The Interval scale is a measurement scale that provides information about ranking and the relative strength of ranks. It is based on the assumption of equal-sized units or intervals for the underlying scale and provides a metric for gauging differences between ranking. It can be used for determining the mode, the mean, the standard deviation, the t-test and the F-test and the product moment correlation.
The Ratio scale is rarely used in psychological testing.
It is important that the test does not have a ceiling or floor effect, which would cause either an unrealistic number of exceptionally high or low scores.
I will need to clarify how the test items were tested and ascertain why particular items were selected. Using item analysis I will now revise some items in the test which do not add to the test and which are not purposeful in targeting the specific traits and or knowledge that the test is trying to measure. Once I have completed this reassessment, the test will have been revised and amended with new and omitted items, and will be more accurate. To conduct an item analysis, I could use one of the following procedures:
- Item-difficulty index
- Item-reliability index
- Item-validity index
- Item-characteristic curve
- Item discrimination index
I will then cross validate the test using a new sample of examinees.
THE USE OF STANDARDISED SCORES, INDICATING THE IMPORTANCE OF THE NORMATIVE GROUP
To make a raw score meaningful, it needs to be compared to the norm group. Scores from a representative sample of examinees are vitally important in interpreting raw test scores. Without these representative scores, individual test scores would be rendered non-sensicle and useless.
So a norm group is essential, as it is the group used to establish a standard. The norm group's performance gives meaning to individual raw scores.
A norm group must contain a representative, large random sample of a cross section of population group that the test has been made for. Geographic location; diversity of background; social class; urban vs. rural setting must be proportionately representative in the sample.
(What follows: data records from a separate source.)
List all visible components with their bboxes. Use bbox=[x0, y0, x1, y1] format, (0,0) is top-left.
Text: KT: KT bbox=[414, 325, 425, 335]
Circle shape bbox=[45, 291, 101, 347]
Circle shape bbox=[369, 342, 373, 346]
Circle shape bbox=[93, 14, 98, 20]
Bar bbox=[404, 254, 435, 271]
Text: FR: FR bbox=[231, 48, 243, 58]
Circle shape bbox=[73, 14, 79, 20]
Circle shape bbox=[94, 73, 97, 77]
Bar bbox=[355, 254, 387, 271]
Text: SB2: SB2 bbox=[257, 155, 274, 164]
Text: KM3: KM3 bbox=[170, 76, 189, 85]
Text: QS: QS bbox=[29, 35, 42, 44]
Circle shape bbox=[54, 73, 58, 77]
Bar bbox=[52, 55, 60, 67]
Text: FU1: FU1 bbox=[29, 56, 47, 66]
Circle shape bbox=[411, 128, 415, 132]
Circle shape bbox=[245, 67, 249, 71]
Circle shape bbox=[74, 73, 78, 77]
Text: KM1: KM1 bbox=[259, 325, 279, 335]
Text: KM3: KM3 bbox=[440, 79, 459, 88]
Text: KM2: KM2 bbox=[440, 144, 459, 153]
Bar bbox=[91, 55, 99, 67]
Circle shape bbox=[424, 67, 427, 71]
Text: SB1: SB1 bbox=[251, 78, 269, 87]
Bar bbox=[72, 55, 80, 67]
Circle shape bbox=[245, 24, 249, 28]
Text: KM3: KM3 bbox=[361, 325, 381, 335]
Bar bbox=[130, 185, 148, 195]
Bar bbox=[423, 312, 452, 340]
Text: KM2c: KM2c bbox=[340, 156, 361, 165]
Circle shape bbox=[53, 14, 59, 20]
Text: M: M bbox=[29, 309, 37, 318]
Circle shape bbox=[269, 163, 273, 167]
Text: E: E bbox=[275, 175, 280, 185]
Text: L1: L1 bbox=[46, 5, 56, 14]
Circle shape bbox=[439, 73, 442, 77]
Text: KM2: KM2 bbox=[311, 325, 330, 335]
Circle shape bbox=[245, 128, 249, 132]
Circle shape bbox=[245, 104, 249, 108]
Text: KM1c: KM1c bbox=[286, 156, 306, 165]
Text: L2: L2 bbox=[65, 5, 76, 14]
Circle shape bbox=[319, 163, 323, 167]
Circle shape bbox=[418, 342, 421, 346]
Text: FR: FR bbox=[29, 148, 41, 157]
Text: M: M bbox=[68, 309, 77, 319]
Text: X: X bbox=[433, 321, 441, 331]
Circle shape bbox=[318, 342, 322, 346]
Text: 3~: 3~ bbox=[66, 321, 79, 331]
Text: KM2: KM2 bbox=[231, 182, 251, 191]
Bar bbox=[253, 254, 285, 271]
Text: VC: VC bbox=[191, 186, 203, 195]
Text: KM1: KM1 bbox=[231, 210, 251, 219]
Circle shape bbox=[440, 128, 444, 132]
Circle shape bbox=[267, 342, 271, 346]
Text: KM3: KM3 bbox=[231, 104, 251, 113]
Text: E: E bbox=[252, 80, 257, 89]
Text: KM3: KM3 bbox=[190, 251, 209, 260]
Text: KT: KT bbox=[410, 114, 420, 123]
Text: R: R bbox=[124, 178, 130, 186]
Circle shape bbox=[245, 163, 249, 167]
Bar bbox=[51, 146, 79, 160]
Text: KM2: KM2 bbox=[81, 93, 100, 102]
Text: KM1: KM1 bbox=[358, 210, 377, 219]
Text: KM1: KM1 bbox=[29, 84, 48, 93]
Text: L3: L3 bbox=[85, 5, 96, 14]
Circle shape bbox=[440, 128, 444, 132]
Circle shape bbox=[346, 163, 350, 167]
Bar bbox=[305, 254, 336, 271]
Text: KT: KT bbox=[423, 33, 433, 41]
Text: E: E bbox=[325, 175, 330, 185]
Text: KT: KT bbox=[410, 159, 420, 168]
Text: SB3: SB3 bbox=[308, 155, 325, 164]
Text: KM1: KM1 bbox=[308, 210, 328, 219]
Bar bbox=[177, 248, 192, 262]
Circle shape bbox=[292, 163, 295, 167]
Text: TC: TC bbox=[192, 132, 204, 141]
It can be very difficult and costly to get a large representative sample, therefore, researchers sometimes decide to use smaller norm groups. In such instances stratified random sampling may be used. To do this, the population is stratified according to very specific variables such as age, sex, race, social class, educational class etc. Even this reduced norm group configuration can be hard to compile and then
good faith sampling will be used.
A standardised score is a derived score based on the standard deviation. The distribution of standardised scores has the same shape as the distribution of raw score (because it maintains the relative magnitudes of distance between successive values) which means that distortion is unlikely (percentile scores can be very distorting, especially at the extremes). With standardised scoring it is possible to show results from two different tests according to a common scale and make direct comparisons.
Finally, I would check that the test also contains a technical manual with information that the evaluator will require. This should include the purpose for which the test was designed as well as information about reliability, validity, item analysis, normative group data and cross validation studies. The standardised procedures for the administration and scoring of the test must also be included together with guidelines for interpretation of the test.
SOURCES CONSULTED
Gregory, R.J. (2000).Psychological testing: history, principles, and applications (3rd ed.). Boston: Allyn and Bacon.